Finalists in the Rotary District 9660 Public Speaking Competition have been praised for showing exceptional talent.

The finals were held at the district conference in Tamworth at the weekend and students were supported by families from across the North West.

The finalists were asked to deliver a five-minute speech on a topic of their choosing, referencing at least one part of Rotary’s four-way test.

They then had two minutes to prepare a two-minute speech on the topic of ‘my hero’.

St Mary’s College Gunnedah representative Lewis Donaldson spoke about the power of learning a second language.

He delivered part of the speech in French and said learning a second language was of significant benefit to cognitive ability.

Lewis referenced academic studies.

“Our communities and businesses are becoming incredibly diverse,” he told the crowd of 400 gathered at TRECC.

“We are missing out some things due to our reluctance to speak a second language.”

Lewis said studies had shown a second language was beneficial to job and pay opportunities.

For his two-minute speech on ‘my hero’, he delivered an impromptu talk on Nelson Mandela.

He said it was during a course in modern history and learning about Apartheid that he developed an appreciation for the South African leader.

Similar to Mandela, Lewis wants to make a lasting, positive impact on society.

While he didn’t take out first place, the audience applauded his speeches, particularly in two languages.

He was congratulated by representatives from Gunnedah’s two Rotary clubs as well as teachers from St Mary’s College who were present on the day. 

Dubbo representative Isaiah Luckensmeyer took out first place in the competition. 

Isaiah and Lewis were joined by two other competitors – one from Newcastle and another from Armidale at the final.

One of the competition’s judges, Narelle Lyon, said the panel was blown away by the level of talent of the competitors.
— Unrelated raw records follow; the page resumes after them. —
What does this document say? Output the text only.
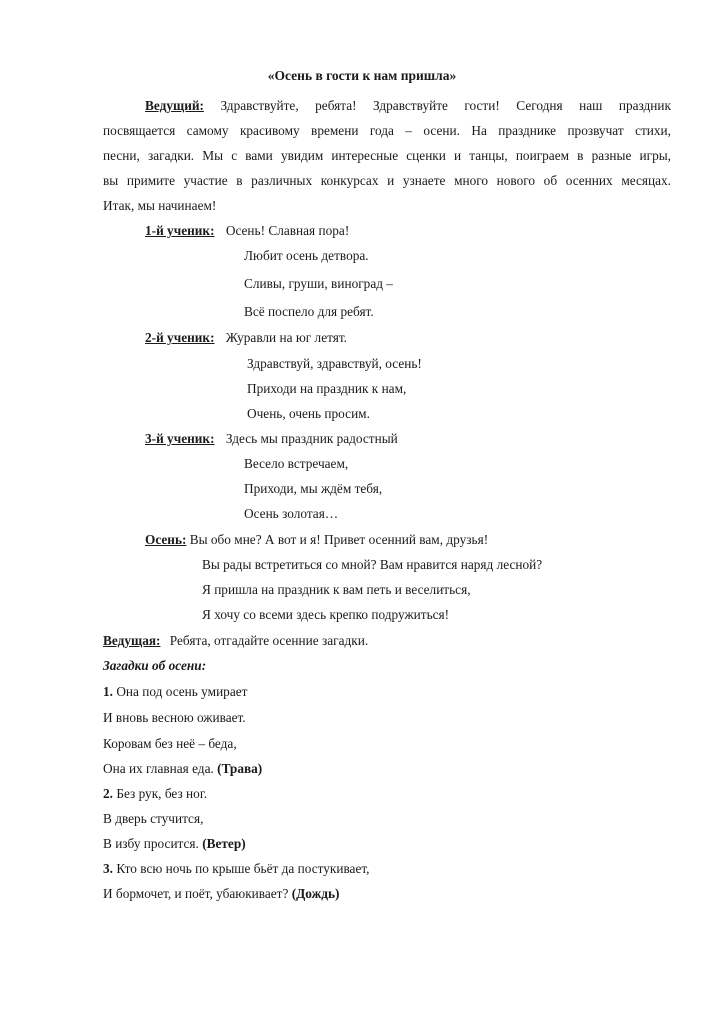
«Осень в гости к нам пришла»
Ведущий: Здравствуйте, ребята! Здравствуйте гости! Сегодня наш праздник
посвящается самому красивому времени года – осени. На празднике прозвучат стихи,
песни, загадки. Мы с вами увидим интересные сценки и танцы, поиграем в разные игры,
вы примите участие в различных конкурсах и узнаете много нового об осенних месяцах.
Итак, мы начинаем!
1-й ученик: Осень! Славная пора!
Любит осень детвора.
Сливы, груши, виноград –
Всё поспело для ребят.
2-й ученик: Журавли на юг летят.
Здравствуй, здравствуй, осень!
Приходи на праздник к нам,
Очень, очень просим.
3-й ученик: Здесь мы праздник радостный
Весело встречаем,
Приходи, мы ждём тебя,
Осень золотая…
Осень: Вы обо мне? А вот и я! Привет осенний вам, друзья!
Вы рады встретиться со мной? Вам нравится наряд лесной?
Я пришла на праздник к вам петь и веселиться,
Я хочу со всеми здесь крепко подружиться!
Ведущая: Ребята, отгадайте осенние загадки.
Загадки об осени:
1. Она под осень умирает
И вновь весною оживает.
Коровам без неё – беда,
Она их главная еда. (Трава)
2. Без рук, без ног.
В дверь стучится,
В избу просится. (Ветер)
3. Кто всю ночь по крыше бьёт да постукивает,
И бормочет, и поёт, убаюкивает? (Дождь)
“I am confident that we are looking at the leaders of tomorrow,” she said. 

The Public Speaking Competition formed part of an action-packed conference line-up.

Former Governor-General Sir Peter Cosgrove was one of the keynote speakers on the Saturday morning.

Sir Peter primarily spoke about conflicts and the need for peace.

Boggabri farmer Andrew Watson addressed the gathering on Sunday morning.